As explained for instance in this 2017 article on On the “Poisson Trick” and its Extensions for Fitting Multinomial Regression Models by Lee et al.,
(https://arxiv.org/pdf/1707.08538.pdf),
it is possible to relax the non-parallel assumption in a non-parallel model so that we consider that some or all independent variables included in the model have effects that do NOT differ across the comparisons of interest (i.e., effects that are the same across all comparisons of interest).

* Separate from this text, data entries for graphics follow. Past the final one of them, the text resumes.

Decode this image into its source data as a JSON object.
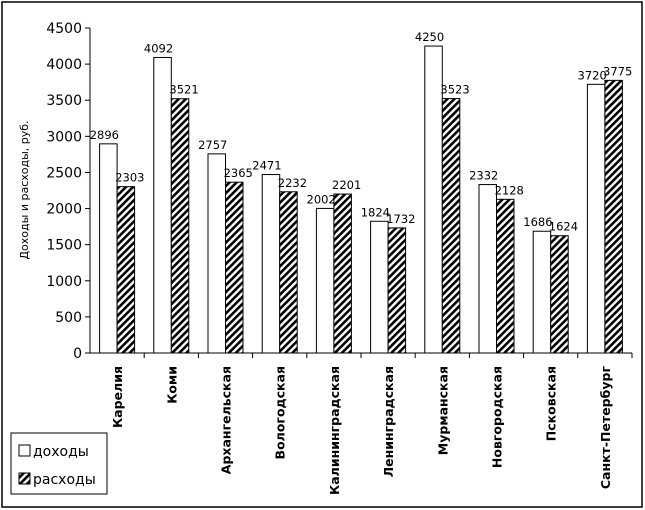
{
  "chart_data": {
    "type": "bar",
    "ylabel": "Доходы и расходы, руб.",
    "ylim": [
      0,
      4500
    ],
    "yticks": [
      0,
      500,
      1000,
      1500,
      2000,
      2500,
      3000,
      3500,
      4000,
      4500
    ],
    "grid": false,
    "legend_position": "bottom-left",
    "categories": [
      "Карелия",
      "Коми",
      "Архангельская",
      "Вологодская",
      "Калининградская",
      "Ленинградская",
      "Мурманская",
      "Новгородская",
      "Псковская",
      "Санкт-Петербург"
    ],
    "series": [
      {
        "name": "доходы",
        "fill": "white",
        "values": [
          2896,
          4092,
          2757,
          2471,
          2002,
          1824,
          4250,
          2332,
          1686,
          3720
        ]
      },
      {
        "name": "расходы",
        "fill": "hatched",
        "values": [
          2303,
          3521,
          2365,
          2232,
          2201,
          1732,
          3523,
          2128,
          1624,
          3775
        ]
      }
    ]
  }
}
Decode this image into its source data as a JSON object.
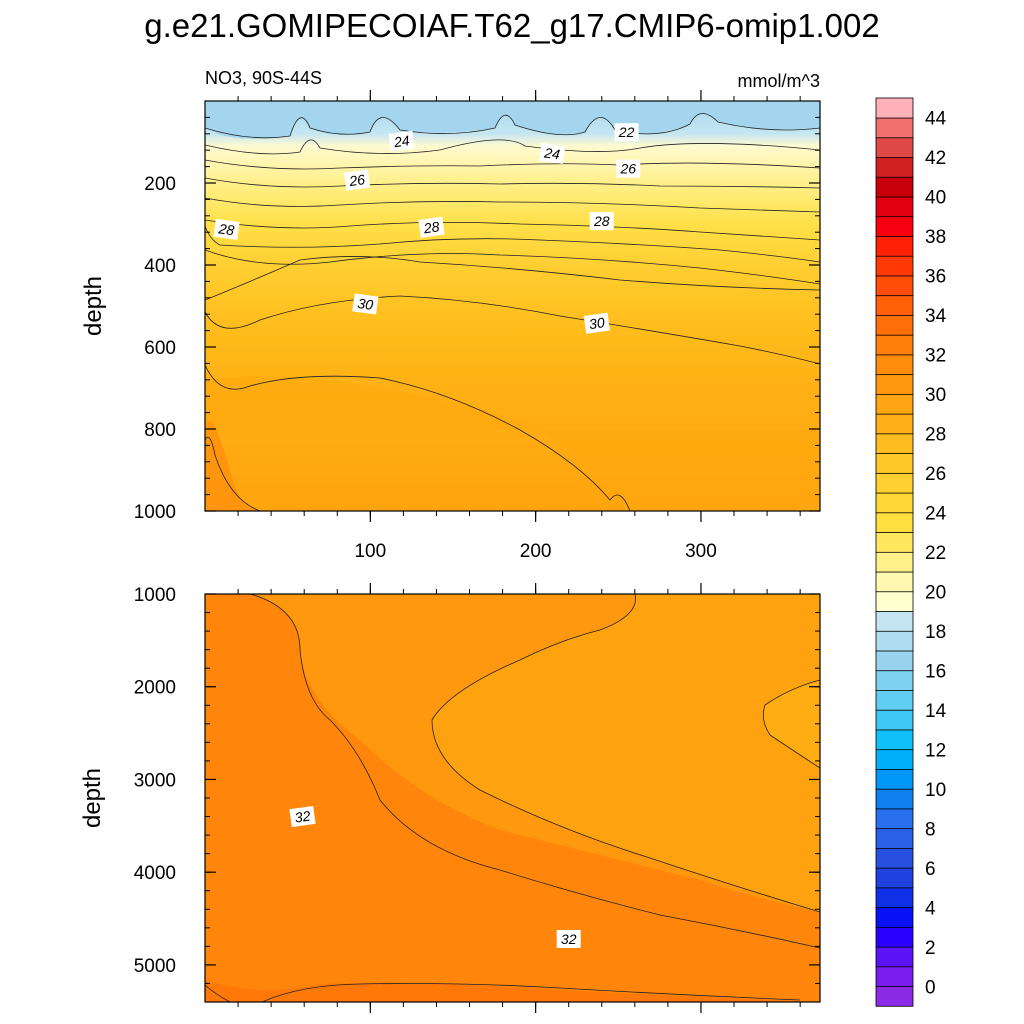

A parallel baseline category multinomial logit model would be one where the effects of all independent variables included in the model are assumed to NOT vary across comparisons of interest:
model.parallel <- vglm(Dependent ~ Period + Year, data = yourdata,
family = multinomial(parallel = TRUE,
refLevel = 1))
summary(model.parallel)
A partial baseline category multinomial logit model would be one where the effects of some (but not all) of the independent variables included in the model are assumed to NOT vary across comparisons of interest. For example, if the effects of Period only are assumed to NOT vary across the comparisons of interest, this can be specified as:
model.partial <- vglm(Dependent ~ Period + Year, data = yourdata,
family = multinomial(parallel = ~ -1 + Period,
refLevel = 1))
summary(model.partial)
See this excellent post on a Unified Approach to Ordinal (cumulative) and Polytomous (multinomial) Logistic Regressions using VGAM::vglm for more vglm details: http://rstudio-pubs-static.s3.amazonaws.com/5529_7944ecfa034f4c52b8645707e48f8c6d.html.
How you conduct the bootstrap will depend on your study design. You will likely need to adjust the confidence level of your bootstrap confidence intervals for multiplicity.
If you have clear hypotheses in mind that you would like to test, such as the ones I listed here, you might want to consider keeping your interaction between Period and Year in the model and letting go of performing a test of significance of interaction.
Things get a bit more complicated if you need to compare things across levels of the dependent variable, not just within a level.